As we were approaching our Discovery designs, we tried splitting up the experience in a few ways: splitting by category of action, by user role, by specific stage or phase - dependent on user actions, etc.

Split Pre/Post-Identification

One issue we faced with almost every iteration was that providing too many options to users was as confusing as providing only absolutely critical ones. Instead of trying to come up with a navigational paradigm to support such a diverse range of tools that are always accessible, we explored splitting the nav into two distinct stages: 1) pre-identification and 2) post-identification.

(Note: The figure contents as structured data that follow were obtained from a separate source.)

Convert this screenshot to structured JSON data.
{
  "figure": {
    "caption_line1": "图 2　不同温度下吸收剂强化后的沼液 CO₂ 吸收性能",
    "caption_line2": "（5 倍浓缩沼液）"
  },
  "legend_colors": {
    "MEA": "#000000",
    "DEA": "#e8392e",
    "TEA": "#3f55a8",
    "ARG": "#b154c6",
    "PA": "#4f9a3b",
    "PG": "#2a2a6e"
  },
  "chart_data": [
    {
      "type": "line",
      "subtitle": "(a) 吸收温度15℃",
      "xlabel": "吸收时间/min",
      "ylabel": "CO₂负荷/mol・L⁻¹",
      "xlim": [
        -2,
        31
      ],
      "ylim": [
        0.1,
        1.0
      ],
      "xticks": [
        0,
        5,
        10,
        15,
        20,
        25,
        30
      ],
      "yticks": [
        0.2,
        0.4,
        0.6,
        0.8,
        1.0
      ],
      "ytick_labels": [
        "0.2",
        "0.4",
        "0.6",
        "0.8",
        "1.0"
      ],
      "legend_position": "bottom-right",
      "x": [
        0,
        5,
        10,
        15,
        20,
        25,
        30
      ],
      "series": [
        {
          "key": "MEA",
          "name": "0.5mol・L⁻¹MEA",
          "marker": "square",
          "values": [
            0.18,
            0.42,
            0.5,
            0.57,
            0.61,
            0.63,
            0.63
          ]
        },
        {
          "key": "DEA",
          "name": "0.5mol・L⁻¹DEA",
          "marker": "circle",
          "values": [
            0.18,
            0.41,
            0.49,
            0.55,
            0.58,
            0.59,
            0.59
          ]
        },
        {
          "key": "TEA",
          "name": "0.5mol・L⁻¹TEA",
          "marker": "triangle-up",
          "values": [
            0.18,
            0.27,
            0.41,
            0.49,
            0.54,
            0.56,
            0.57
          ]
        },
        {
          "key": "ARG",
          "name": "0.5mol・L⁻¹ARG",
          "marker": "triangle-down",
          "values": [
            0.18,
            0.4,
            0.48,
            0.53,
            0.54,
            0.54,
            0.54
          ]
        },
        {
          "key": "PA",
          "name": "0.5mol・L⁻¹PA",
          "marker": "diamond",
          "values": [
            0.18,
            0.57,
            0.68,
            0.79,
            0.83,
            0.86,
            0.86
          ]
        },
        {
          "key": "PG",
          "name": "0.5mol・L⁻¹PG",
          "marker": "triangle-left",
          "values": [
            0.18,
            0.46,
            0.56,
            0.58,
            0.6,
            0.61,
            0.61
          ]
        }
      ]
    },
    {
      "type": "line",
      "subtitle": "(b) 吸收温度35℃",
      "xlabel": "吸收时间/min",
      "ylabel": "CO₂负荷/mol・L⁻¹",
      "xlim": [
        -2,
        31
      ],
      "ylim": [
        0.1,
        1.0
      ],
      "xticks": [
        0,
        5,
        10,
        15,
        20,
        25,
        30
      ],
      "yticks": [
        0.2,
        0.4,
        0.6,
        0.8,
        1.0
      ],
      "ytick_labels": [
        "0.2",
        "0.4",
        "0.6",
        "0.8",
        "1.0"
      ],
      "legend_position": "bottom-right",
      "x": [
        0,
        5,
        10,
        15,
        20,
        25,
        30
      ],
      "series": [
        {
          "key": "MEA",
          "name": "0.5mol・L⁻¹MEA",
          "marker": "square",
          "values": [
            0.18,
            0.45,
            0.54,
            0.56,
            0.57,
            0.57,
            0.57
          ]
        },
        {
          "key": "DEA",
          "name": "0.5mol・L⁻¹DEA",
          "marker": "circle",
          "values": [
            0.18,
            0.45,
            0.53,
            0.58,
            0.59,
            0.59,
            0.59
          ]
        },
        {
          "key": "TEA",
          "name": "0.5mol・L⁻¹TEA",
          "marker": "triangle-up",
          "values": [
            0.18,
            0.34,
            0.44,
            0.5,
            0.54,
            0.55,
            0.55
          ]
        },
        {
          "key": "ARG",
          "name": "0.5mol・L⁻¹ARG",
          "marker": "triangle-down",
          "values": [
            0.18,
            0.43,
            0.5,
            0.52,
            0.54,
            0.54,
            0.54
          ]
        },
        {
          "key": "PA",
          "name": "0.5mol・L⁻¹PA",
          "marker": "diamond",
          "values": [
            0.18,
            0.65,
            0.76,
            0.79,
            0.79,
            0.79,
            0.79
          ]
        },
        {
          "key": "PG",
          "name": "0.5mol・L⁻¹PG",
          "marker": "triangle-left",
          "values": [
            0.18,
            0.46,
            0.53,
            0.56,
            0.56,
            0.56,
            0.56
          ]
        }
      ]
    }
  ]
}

Users could scan the area and, once a marker or object was identified, they would then be presented with context-specific content and actions. Based on the configurable feature sets, defined at the workspace level (e.g. some customers only want to support scanning barcodes) we could also use this split to help us create a modular navigation. This would allow us to simplify the initial experience and provide progressively more targeted interactions and content.

2. Removing Target-Specific Scan Modes

Another critical decision was how our scan functionality worked. In a lot of AR apps today, users are prompted to pre-select what they are scanning for (e.g. Google Lens). From what we had found through exploration and prototyping, separating modes didn’t actually make the experience more intuitive for the user; but it did improve detection accuracy. It was also the approach Engineering specifically wanted.

We were designing with this as a constraint for a long time, before we realized that it wasn’t really making the experience better for our users. Improved accuracy didn’t matter if they didn’t even know they should start scanning. We explored the target-specific scan optionality and instead tried having scan mode on by default when a user entered this experience. This helped more users find and interact with content in AR much faster and with less confusion. In the end though, we ended up splitting up the scan modes anyway in a compromise with engineering. It was, after all, a pretty understandable tradeoff given the engineering impact/scope of implementation.

3. Context Specific Interactions and Display

One thing (of many) I learned from working on this low-code platform is that at the end of the day, you need to define every type of content a user could interact with and then design the interaction experience per content type, per device type, and even per situation in some contexts. This was true at least for creating the initial bucket of building blocks to support the low-code authoring.
An interesting example of this is an alarm. Let’s say I’m looking down a line of machines. One machine is a little warmer than usual, I want to see an alert that lets me know that this machine needs service. Let’s say this warning can show up as a piece of AR, IoT-triggered content floating next to the relevant machine. But what if meanwhile, another machine elsewhere in the warehouse - outside of my field of view - starts overheating to extreme temperatures. I can’t just display a piece of AR content pinned to that machine. The user might not see it. Therefore, in an urgent situation, this alarm should manifest as a push notification instead - so the user can’t miss it.

You end up having to define the visual and interaction experience for each type of content, while also taking into account safety and compliance along with the usual suspects: responsiveness, internationalization, localization, accessibility, etc. With every introduction of a new configuration, many new scenarios on the UX/UI side need to be thought through. Much of this can be configured on the backed, constantly creating constraints which provide helpful — although ceaseless — checks and balances on the designs, based on what can and can’t be configured.